The Rite of Journeying is a coming of age tradition among the Niechellai. For both males and females it is the same process to start, but differs wildly beyond the first part.

Setting Off

When a jay or nlu begins their Rite of Journeying, they first gather their supplies and carry with them keepsakes from their family. Then they watch from afar as their parents and siblings mourn them. It is an emotional time and very sad, but it serves to let the family mourn the missing youth without worry as to their welfare and it lets the youth leave knowing they must find their way now.

The Journey

When a jay or nlu begins their trek, they must hunt and fish and gather for themselves. They must build their own shelters and cook their own food and craft their own tools, much like their Rite of Changing before this. It once again reinforces the need for community and help and the despair of being alone. As they travel, the purpose of their waz jyay chelei becomes clear.

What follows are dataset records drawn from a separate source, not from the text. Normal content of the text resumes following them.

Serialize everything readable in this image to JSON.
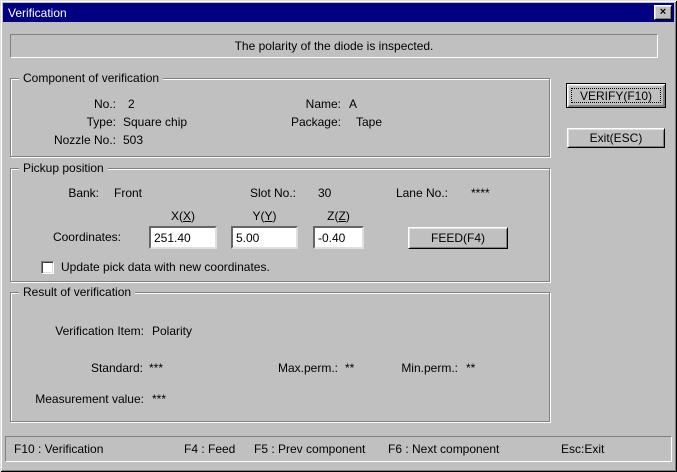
{
  "window": {
    "title": "Verification",
    "close_glyph": "×"
  },
  "message": "The polarity of the diode is inspected.",
  "component": {
    "title": "Component of verification",
    "no_label": "No.:",
    "no_value": "2",
    "name_label": "Name:",
    "name_value": "A",
    "type_label": "Type:",
    "type_value": "Square chip",
    "package_label": "Package:",
    "package_value": "Tape",
    "nozzle_label": "Nozzle No.:",
    "nozzle_value": "503"
  },
  "actions": {
    "verify_label": "VERIFY(F10)",
    "exit_label": "Exit(ESC)"
  },
  "pickup": {
    "title": "Pickup position",
    "bank_label": "Bank:",
    "bank_value": "Front",
    "slot_label": "Slot No.:",
    "slot_value": "30",
    "lane_label": "Lane No.:",
    "lane_value": "****",
    "headers": {
      "x": {
        "pre": "X(",
        "key": "X",
        "post": ")"
      },
      "y": {
        "pre": "Y(",
        "key": "Y",
        "post": ")"
      },
      "z": {
        "pre": "Z(",
        "key": "Z",
        "post": ")"
      }
    },
    "coordinates_label": "Coordinates:",
    "coords": {
      "x": "251.40",
      "y": "5.00",
      "z": "-0.40"
    },
    "feed_label": "FEED(F4)",
    "update_checkbox_label": "Update pick data with new coordinates.",
    "update_checkbox_checked": false
  },
  "result": {
    "title": "Result of verification",
    "item_label": "Verification Item:",
    "item_value": "Polarity",
    "standard_label": "Standard:",
    "standard_value": "***",
    "max_label": "Max.perm.:",
    "max_value": "**",
    "min_label": "Min.perm.:",
    "min_value": "**",
    "measurement_label": "Measurement value:",
    "measurement_value": "***"
  },
  "statusbar": {
    "items": [
      "F10 : Verification",
      "F4 : Feed",
      "F5 : Prev component",
      "F6 : Next component",
      "Esc:Exit"
    ]
  },
  "colors": {
    "titlebar": "#000080",
    "window_bg": "#c0c0c0"
  }
}
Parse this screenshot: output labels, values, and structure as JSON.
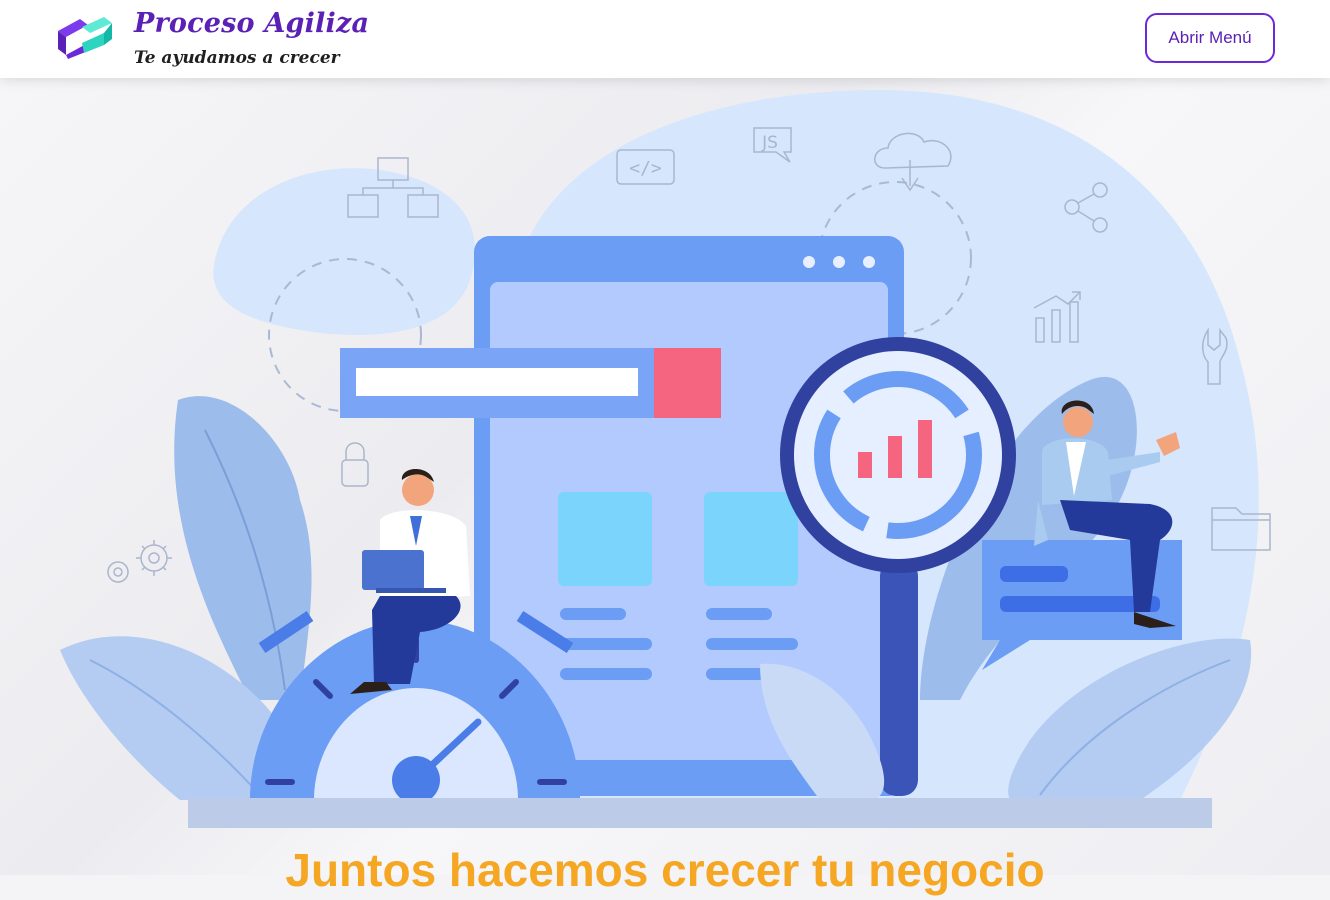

For a jay to undertake this tradition, they must want to leave their family and home to learn something they cannot from anyone else. It could be a particular craft or it could be magic or hidden knowledge. It is not considered shameful to leave in pursuit of the betterment of ones self, especially when that betterment also improves the community. The jay must undertake this perilous journey without help, and with only the tools they made and the keepsakes and the mount their family gave them.

Once at the place they want to study under, they are adopted into that family and word is spread that they are at that tshunein as part of that syuth. There they learn and perfect their craft until they are married, as they would have done if they had stayed at their own home.

All that one can learn is the summit of the teacher's knowledge, and it is for this reason that a particularly driven jay will sometimes leave on a second Waz Jyay Chelei, leaving behind their new home to seek out a teacher that can teach them yet more of the skills they wish to develop or, as has been the case several times, to learn an entirely new skill in the efforts of achieving their dream.

When a nlu undertakes the waz jyay chelei, she is leaving home not to learn something but rather to take a husband. The Niechellai leave courtship to the women, and boys focus on learning their craft to an unparalleled degree so as to gain recognition when they are married and become adults.

The nlu treks through the dangerous plains between tshunein (villages) to each one to find a jay that shares a compatible dream and has good skill at crafting the weapons she uses. With each syuth she is taken on a hunt and allowed to share in the meal afterward and if she was good, she is allowed time with the jay she chooses.

If the jay is someone she could love, the nlu can offer marriage. If the jay accepts, the two are wed and set out to make their own myie and syuth.